Suppr
超能文献

BertSRC：基于转换器的语义关系分类。

BertSRC: transformer-based semantic relation classification.

机构信息

Department of Library and Information Science, Yonsei University, Seoul, South Korea.

Department of Digital Analytics, Yonsei University, Seoul, South Korea.

出版信息

BMC Med Inform Decis Mak. 2022 Sep 6;22(1):234. doi: 10.1186/s12911-022-01977-5.

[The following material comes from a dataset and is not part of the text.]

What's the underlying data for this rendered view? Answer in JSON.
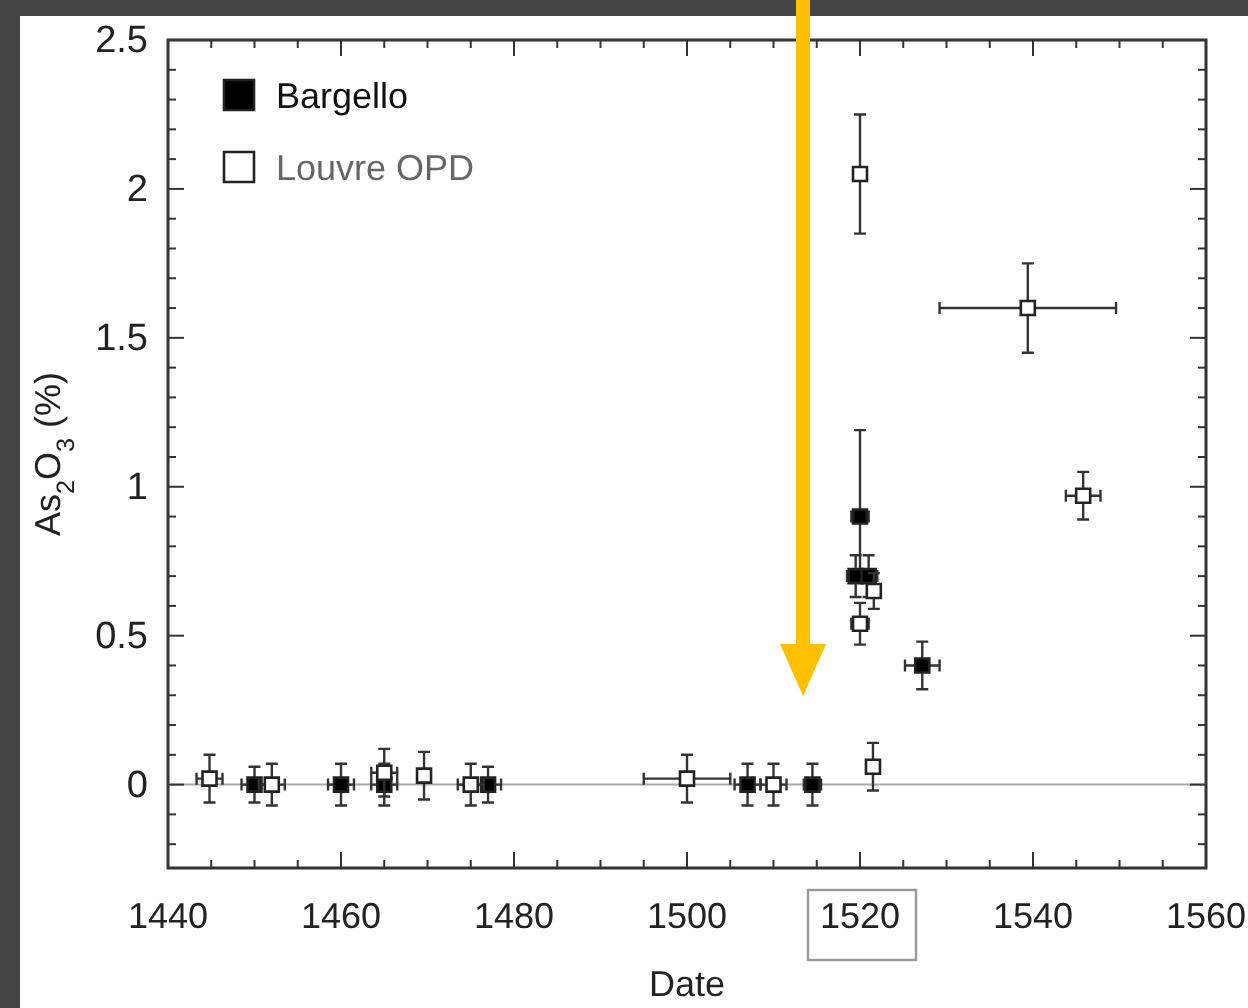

DOI:10.1186/s12911-022-01977-5

PMID:36068535

原文链接:https://pmc.ncbi.nlm.nih.gov/articles/PMC9446816/

Abstract

The relationship between biomedical entities is complex, and many of them have not yet been identified. For many biomedical research areas including drug discovery, it is of paramount importance to identify the relationships that have already been established through a comprehensive literature survey. However, manually searching through literature is difficult as the amount of biomedical publications continues to increase. Therefore, the relation classification task, which automatically mines meaningful relations from the literature, is spotlighted in the field of biomedical text mining. By applying relation classification techniques to the accumulated biomedical literature, existing semantic relations between biomedical entities that can help to infer previously unknown relationships are efficiently grasped. To develop semantic relation classification models, which is a type of supervised machine learning, it is essential to construct a training dataset that is manually annotated by biomedical experts with semantic relations among biomedical entities. Any advanced model must be trained on a dataset with reliable quality and meaningful scale to be deployed in the real world and can assist biologists in their research. In addition, as the number of such public datasets increases, the performance of machine learning algorithms can be accurately revealed and compared by using those datasets as a benchmark for model development and improvement. In this paper, we aim to build such a dataset. Along with that, to validate the usability of the dataset as training data for relation classification models and to improve the performance of the relation extraction task, we built a relation classification model based on Bidirectional Encoder Representations from Transformers (BERT) trained on our dataset, applying our newly proposed fine-tuning methodology. In experiments comparing performance among several models based on different deep learning algorithms, our model with the proposed fine-tuning methodology showed the best performance. The experimental results show that the constructed training dataset is an important information resource for the development and evaluation of semantic relation extraction models. Furthermore, relation extraction performance can be improved by integrating our proposed fine-tuning methodology. Therefore, this can lead to the promotion of future text mining research in the biomedical field.

摘要

生物医学实体之间的关系复杂，其中许多关系尚未被确定。对于许多包括药物发现在内的生物医学研究领域，通过全面的文献调查来确定已经建立的关系至关重要。然而，由于生物医学出版物的数量不断增加，手动搜索文献非常困难。因此，关系分类任务（即自动从文献中挖掘有意义的关系）成为生物医学文本挖掘领域的焦点。通过将关系分类技术应用于积累的生物医学文献，可以有效地掌握生物医学实体之间有助于推断未知关系的现有语义关系。为了开发语义关系分类模型，这是一种监督机器学习，必须构建一个由生物医学专家手动注释的训练数据集，其中包含生物医学实体之间的语义关系。任何先进的模型都必须在具有可靠质量和有意义规模的数据集上进行训练，以便在现实世界中部署，并帮助生物学家进行研究。此外，随着此类公共数据集数量的增加，可以使用这些数据集作为模型开发和改进的基准，准确揭示和比较机器学习算法的性能。在本文中，我们旨在构建这样的数据集。与此同时，为了验证数据集作为关系分类模型训练数据的可用性，并提高关系提取任务的性能，我们基于我们的数据集构建了一个基于转换器的双向编码器表示（BERT）的关系分类模型，并应用了我们新提出的微调方法。在基于不同深度学习算法的几个模型的性能比较实验中，我们的模型和所提出的微调方法表现出了最佳的性能。实验结果表明，构建的训练数据集是开发和评估语义关系提取模型的重要信息资源。此外，通过集成我们提出的微调方法可以提高关系提取性能。因此，这可以促进未来生物医学领域的文本挖掘研究。